Pikante Enthüllungen: Die Journalisten Melanie Bergermann und Volker ter Haseborg haben „Die Wirecard Story“ geschrieben.

Serie für ARD und Sky über den Wirecard-Skandal geplant

Auch die Filmrechte des Buches sind schon verkauft. Die Produzentin Gabriela Sperl wird für die ARD und Sky eine Doku und eine Serie drehen, die zum Teil auch auf den Informationen aus dem Buch „Die Wirecard-Story: Die Geschichte einer Milliarden-Lüge“ basieren. Melanie Bergermann und Volker ter Haseborg stehen dabei nicht nur beratend zur Seite. „Ich durfte auch vor die Kamera“, sagt die Journalistin. Einen Ausstrahlungstermin gibt es aber noch nicht.

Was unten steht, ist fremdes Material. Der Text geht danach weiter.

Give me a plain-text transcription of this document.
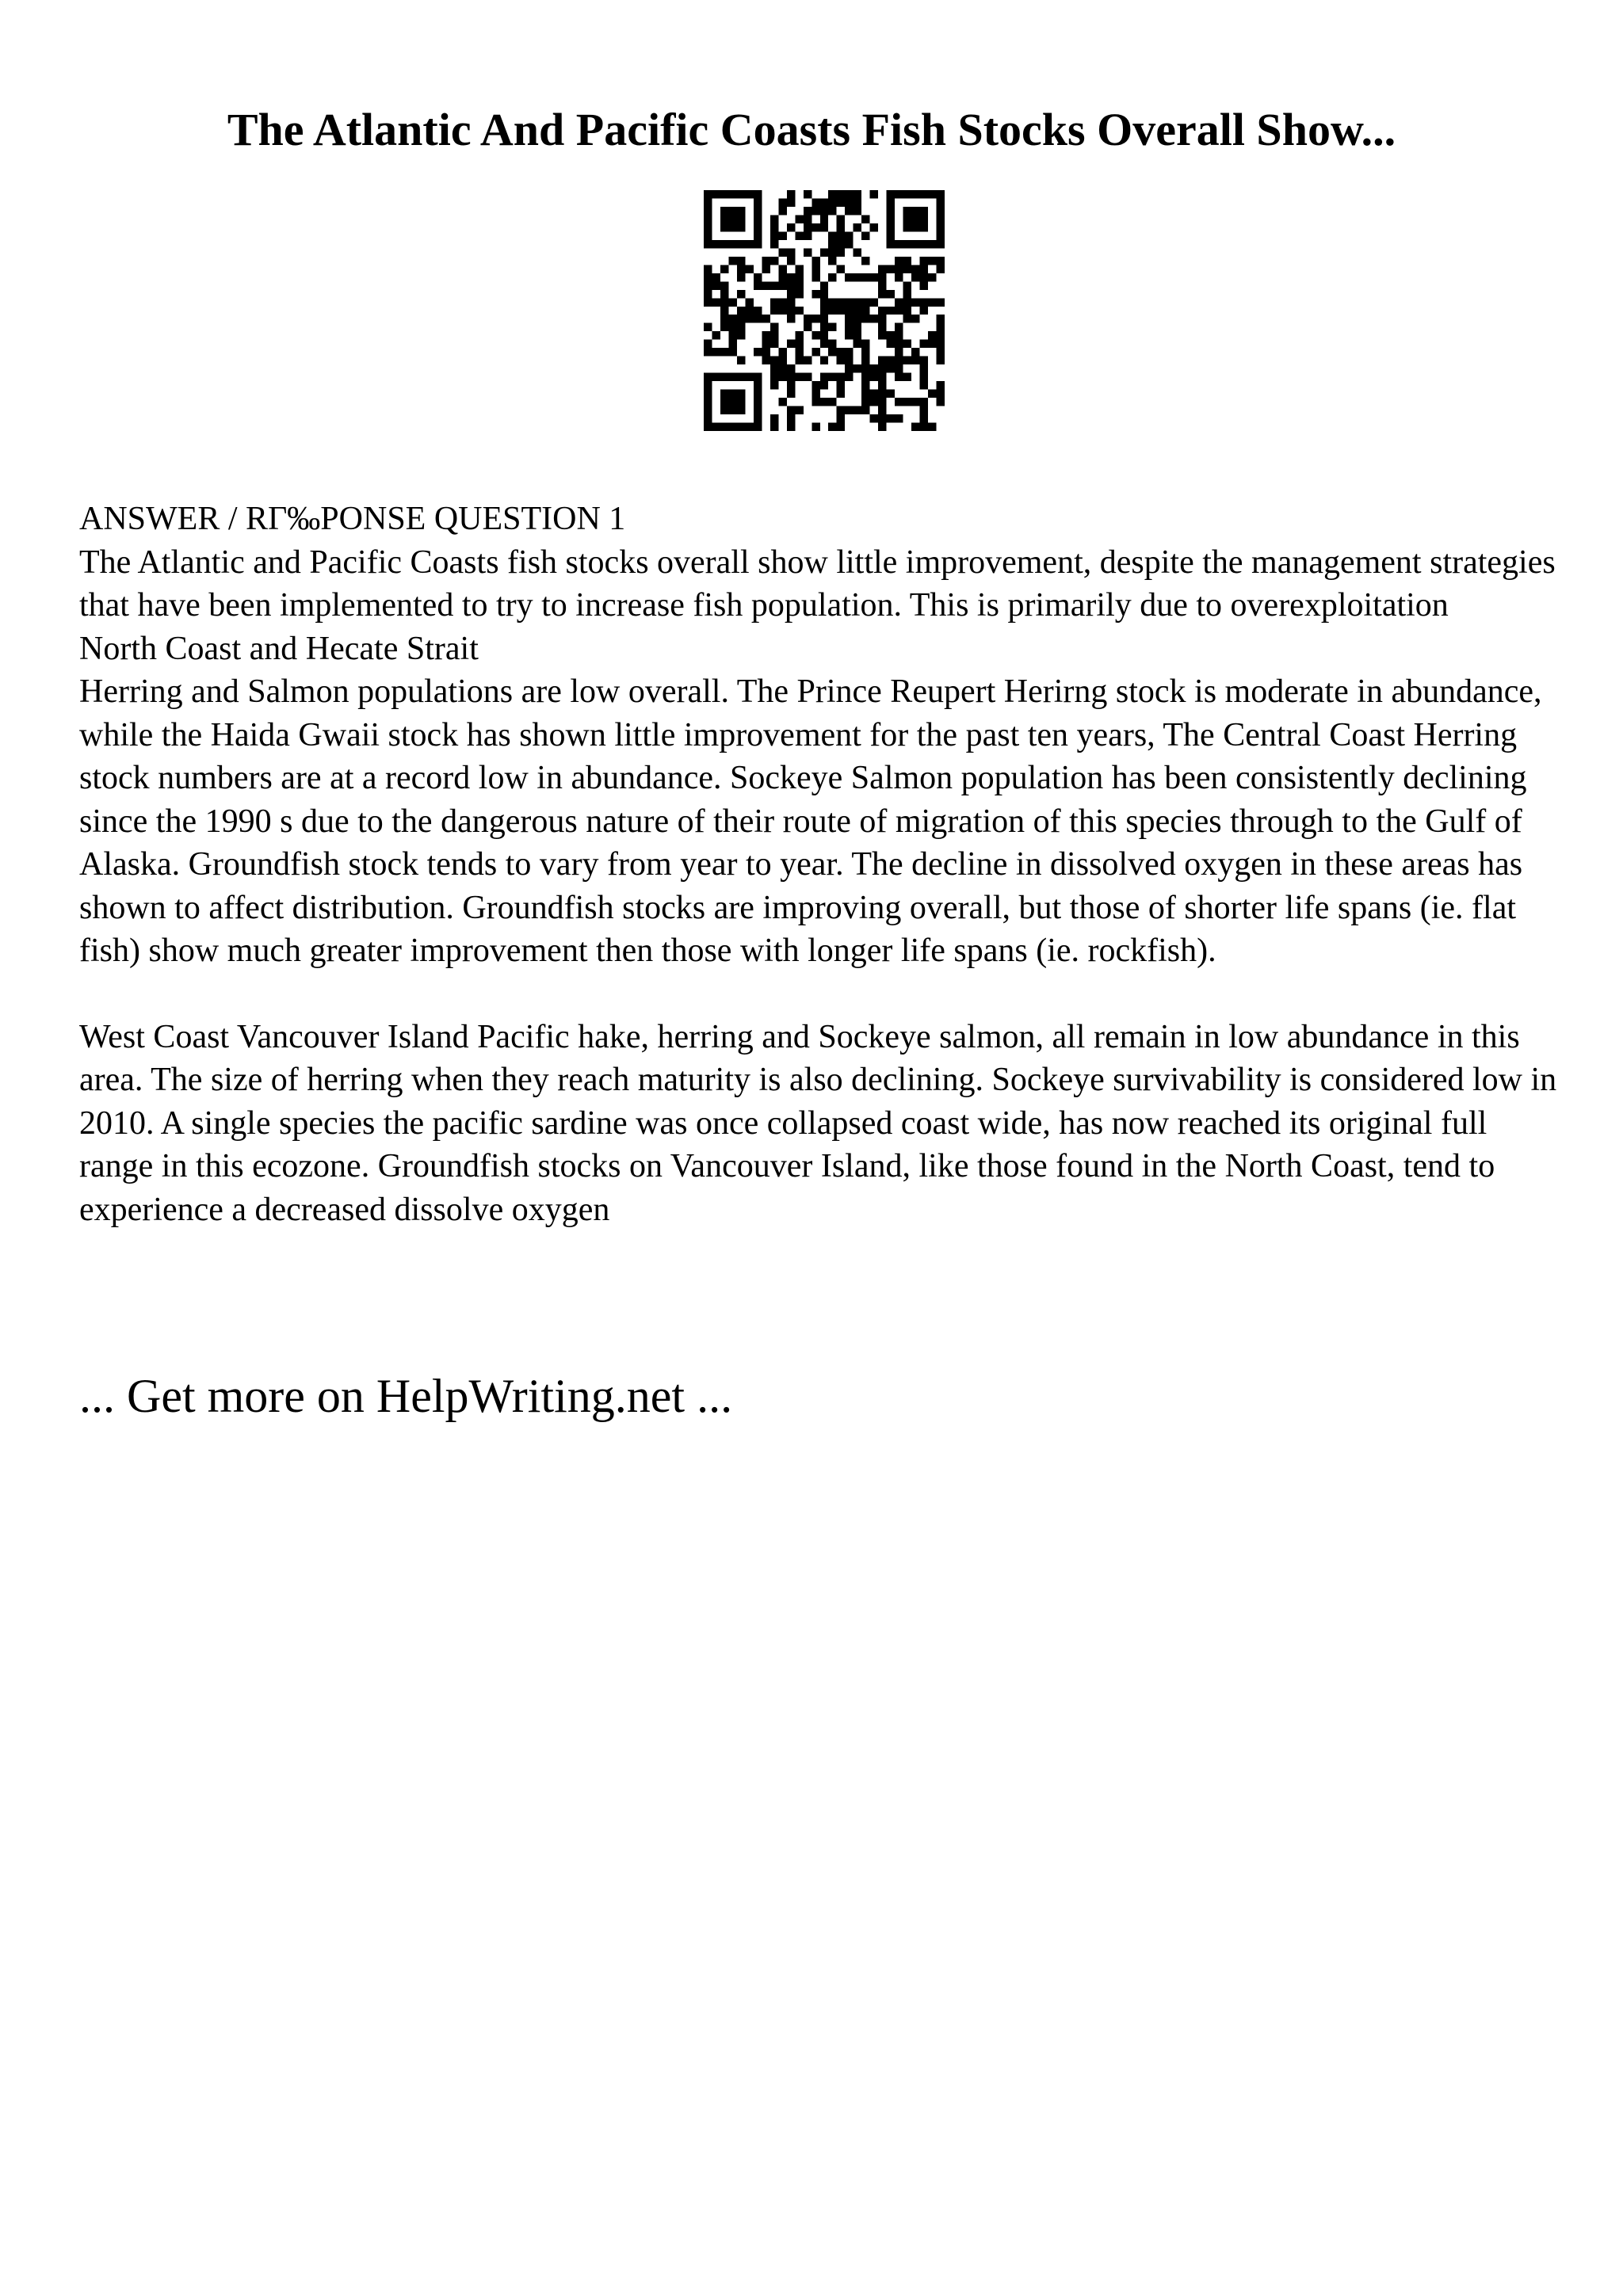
The Atlantic And Pacific Coasts Fish Stocks Overall Show...

ANSWER / RГ‰PONSE QUESTION 1

The Atlantic and Pacific Coasts fish stocks overall show little improvement, despite the management strategies that have been implemented to try to increase fish population. This is primarily due to overexploitation

North Coast and Hecate Strait

Herring and Salmon populations are low overall. The Prince Reupert Herirng stock is moderate in abundance, while the Haida Gwaii stock has shown little improvement for the past ten years, The Central Coast Herring stock numbers are at a record low in abundance. Sockeye Salmon population has been consistently declining since the 1990 s due to the dangerous nature of their route of migration of this species through to the Gulf of Alaska. Groundfish stock tends to vary from year to year. The decline in dissolved oxygen in these areas has shown to affect distribution. Groundfish stocks are improving overall, but those of shorter life spans (ie. flat fish) show much greater improvement then those with longer life spans (ie. rockfish).

West Coast Vancouver Island Pacific hake, herring and Sockeye salmon, all remain in low abundance in this area. The size of herring when they reach maturity is also declining. Sockeye survivability is considered low in 2010. A single species the pacific sardine was once collapsed coast wide, has now reached its original full range in this ecozone. Groundfish stocks on Vancouver Island, like those found in the North Coast, tend to experience a decreased dissolve oxygen

... Get more on HelpWriting.net ...
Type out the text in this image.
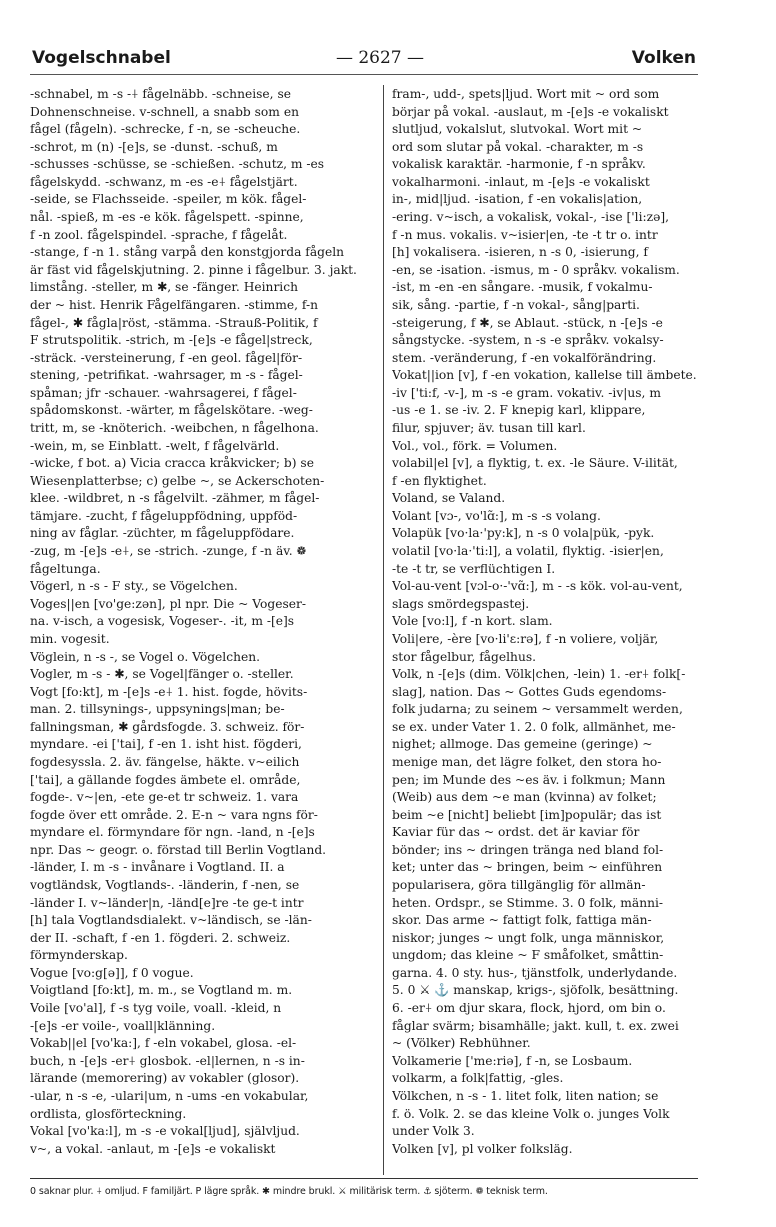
Vogelschnabel	— 2627 —	Volken
-schnabel, m -s -⍭ fågelnäbb. -schneise, se
Dohnenschneise. v-schnell, a snabb som en
fågel (fågeln). -schrecke, f -n, se -scheuche.
-schrot, m (n) -[e]s, se -dunst. -schuß, m
-schusses -schüsse, se -schießen. -schutz, m -es
fågelskydd. -schwanz, m -es -e⍭ fågelstjärt.
-seide, se Flachsseide. -speiler, m kök. fågel-
nål. -spieß, m -es -e kök. fågelspett. -spinne,
f -n zool. fågelspindel. -sprache, f fågelåt.
-stange, f -n 1. stång varpå den konstgjorda fågeln
är fäst vid fågelskjutning. 2. pinne i fågelbur. 3. jakt.
limstång. -steller, m ✱, se -fänger. Heinrich
der ~ hist. Henrik Fågelfängaren. -stimme, f-n
fågel-, ✱ fågla|röst, -stämma. -Strauß-Politik, f
F strutspolitik. -strich, m -[e]s -e fågel|streck,
-sträck. -versteinerung, f -en geol. fågel|för-
stening, -petrifikat. -wahrsager, m -s - fågel-
spåman; jfr -schauer. -wahrsagerei, f fågel-
spådomskonst. -wärter, m fågelskötare. -weg-
tritt, m, se -knöterich. -weibchen, n fågelhona.
-wein, m, se Einblatt. -welt, f fågelvärld.
-wicke, f bot. a) Vicia cracca kråkvicker; b) se
Wiesenplatterbse; c) gelbe ~, se Ackerschoten-
klee. -wildbret, n -s fågelvilt. -zähmer, m fågel-
tämjare. -zucht, f fågeluppfödning, uppföd-
ning av fåglar. -züchter, m fågeluppfödare.
-zug, m -[e]s -e⍭, se -strich. -zunge, f -n äv. ❁
fågeltunga.
Vögerl, n -s - F sty., se Vögelchen.
Voges||en [vo'ge:zən], pl npr. Die ~ Vogeser-
na. v-isch, a vogesisk, Vogeser-. -it, m -[e]s
min. vogesit.
Vöglein, n -s -, se Vogel o. Vögelchen.
Vogler, m -s - ✱, se Vogel|fänger o. -steller.
Vogt [fo:kt], m -[e]s -e⍭ 1. hist. fogde, hövits-
man. 2. tillsynings-, uppsynings|man; be-
fallningsman, ✱ gårdsfogde. 3. schweiz. för-
myndare. -ei ['tai], f -en 1. isht hist. fögderi,
fogdesyssla. 2. äv. fängelse, häkte. v~eilich
['tai], a gällande fogdes ämbete el. område,
fogde-. v~|en, -ete ge-et tr schweiz. 1. vara
fogde över ett område. 2. E-n ~ vara ngns för-
myndare el. förmyndare för ngn. -land, n -[e]s
npr. Das ~ geogr. o. förstad till Berlin Vogtland.
-länder, I. m -s - invånare i Vogtland. II. a
vogtländsk, Vogtlands-. -länderin, f -nen, se
-länder I. v~länder|n, -länd[e]re -te ge-t intr
[h] tala Vogtlandsdialekt. v~ländisch, se -län-
der II. -schaft, f -en 1. fögderi. 2. schweiz.
förmynderskap.
Vogue [vo:g[ə]], f 0 vogue.
Voigtland [fo:kt], m. m., se Vogtland m. m.
Voile [vo'al], f -s tyg voile, voall. -kleid, n
-[e]s -er voile-, voall|klänning.
Vokab||el [vo'ka:], f -eln vokabel, glosa. -el-
buch, n -[e]s -er⍭ glosbok. -el|lernen, n -s in-
lärande (memorering) av vokabler (glosor).
-ular, n -s -e, -ulari|um, n -ums -en vokabular,
ordlista, glosförteckning.
Vokal [vo'ka:l], m -s -e vokal[ljud], självljud.
v~, a vokal. -anlaut, m -[e]s -e vokaliskt
fram-, udd-, spets|ljud. Wort mit ~ ord som
börjar på vokal. -auslaut, m -[e]s -e vokaliskt
slutljud, vokalslut, slutvokal. Wort mit ~
ord som slutar på vokal. -charakter, m -s
vokalisk karaktär. -harmonie, f -n språkv.
vokalharmoni. -inlaut, m -[e]s -e vokaliskt
in-, mid|ljud. -isation, f -en vokalis|ation,
-ering. v~isch, a vokalisk, vokal-, -ise ['li:zə],
f -n mus. vokalis. v~isier|en, -te -t tr o. intr
[h] vokalisera. -isieren, n -s 0, -isierung, f
-en, se -isation. -ismus, m - 0 språkv. vokalism.
-ist, m -en -en sångare. -musik, f vokalmu-
sik, sång. -partie, f -n vokal-, sång|parti.
-steigerung, f ✱, se Ablaut. -stück, n -[e]s -e
sångstycke. -system, n -s -e språkv. vokalsy-
stem. -veränderung, f -en vokalförändring.
Vokat||ion [v], f -en vokation, kallelse till ämbete.
-iv ['ti:f, -v-], m -s -e gram. vokativ. -iv|us, m
-us -e 1. se -iv. 2. F knepig karl, klippare,
filur, spjuver; äv. tusan till karl.
Vol., vol., förk. = Volumen.
volabil|el [v], a flyktig, t. ex. -le Säure. V-ilität,
f -en flyktighet.
Voland, se Valand.
Volant [vɔ-, vo'lɑ̃:], m -s -s volang.
Volapük [vo·la·'py:k], n -s 0 vola|pük, -pyk.
volatil [vo·la·'ti:l], a volatil, flyktig. -isier|en,
-te -t tr, se verflüchtigen I.
Vol-au-vent [vɔl-o·-'vɑ̃:], m - -s kök. vol-au-vent,
slags smördegspastej.
Vole [vo:l], f -n kort. slam.
Voli|ere, -ère [vo·li'ɛ:rə], f -n voliere, voljär,
stor fågelbur, fågelhus.
Volk, n -[e]s (dim. Völk|chen, -lein) 1. -er⍭ folk[-
slag], nation. Das ~ Gottes Guds egendoms-
folk judarna; zu seinem ~ versammelt werden,
se ex. under Vater 1. 2. 0 folk, allmänhet, me-
nighet; allmoge. Das gemeine (geringe) ~
menige man, det lägre folket, den stora ho-
pen; im Munde des ~es äv. i folkmun; Mann
(Weib) aus dem ~e man (kvinna) av folket;
beim ~e [nicht] beliebt [im]populär; das ist
Kaviar für das ~ ordst. det är kaviar för
bönder; ins ~ dringen tränga ned bland fol-
ket; unter das ~ bringen, beim ~ einführen
popularisera, göra tillgänglig för allmän-
heten. Ordspr., se Stimme. 3. 0 folk, männi-
skor. Das arme ~ fattigt folk, fattiga män-
niskor; junges ~ ungt folk, unga människor,
ungdom; das kleine ~ F småfolket, småttin-
garna. 4. 0 sty. hus-, tjänstfolk, underlydande.
5. 0 ⚔ ⚓ manskap, krigs-, sjöfolk, besättning.
6. -er⍭ om djur skara, flock, hjord, om bin o.
fåglar svärm; bisamhälle; jakt. kull, t. ex. zwei
~ (Völker) Rebhühner.
Volkamerie ['me:riə], f -n, se Losbaum.
volkarm, a folk|fattig, -gles.
Völkchen, n -s - 1. litet folk, liten nation; se
f. ö. Volk. 2. se das kleine Volk o. junges Volk
under Volk 3.
Volken [v], pl volker folksläg.
0 saknar plur. ⍭ omljud. F familjärt. P lägre språk. ✱ mindre brukl. ⚔ militärisk term. ⚓ sjöterm. ❁ teknisk term.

Melanie Bergermann und Volker ter Haseborg waren natürlich nicht die einzigen Journalisten, die über die Geschehnisse rund um das Unternehmen Wirecard berichtet haben. Eine große Rolle in der Aufdeckung des Skandals spielte auch die Financial Times. Der Skandal-Konzern Wirecard soll verkauft werden. Eine Entscheidung über den Käufer soll noch im November fallen.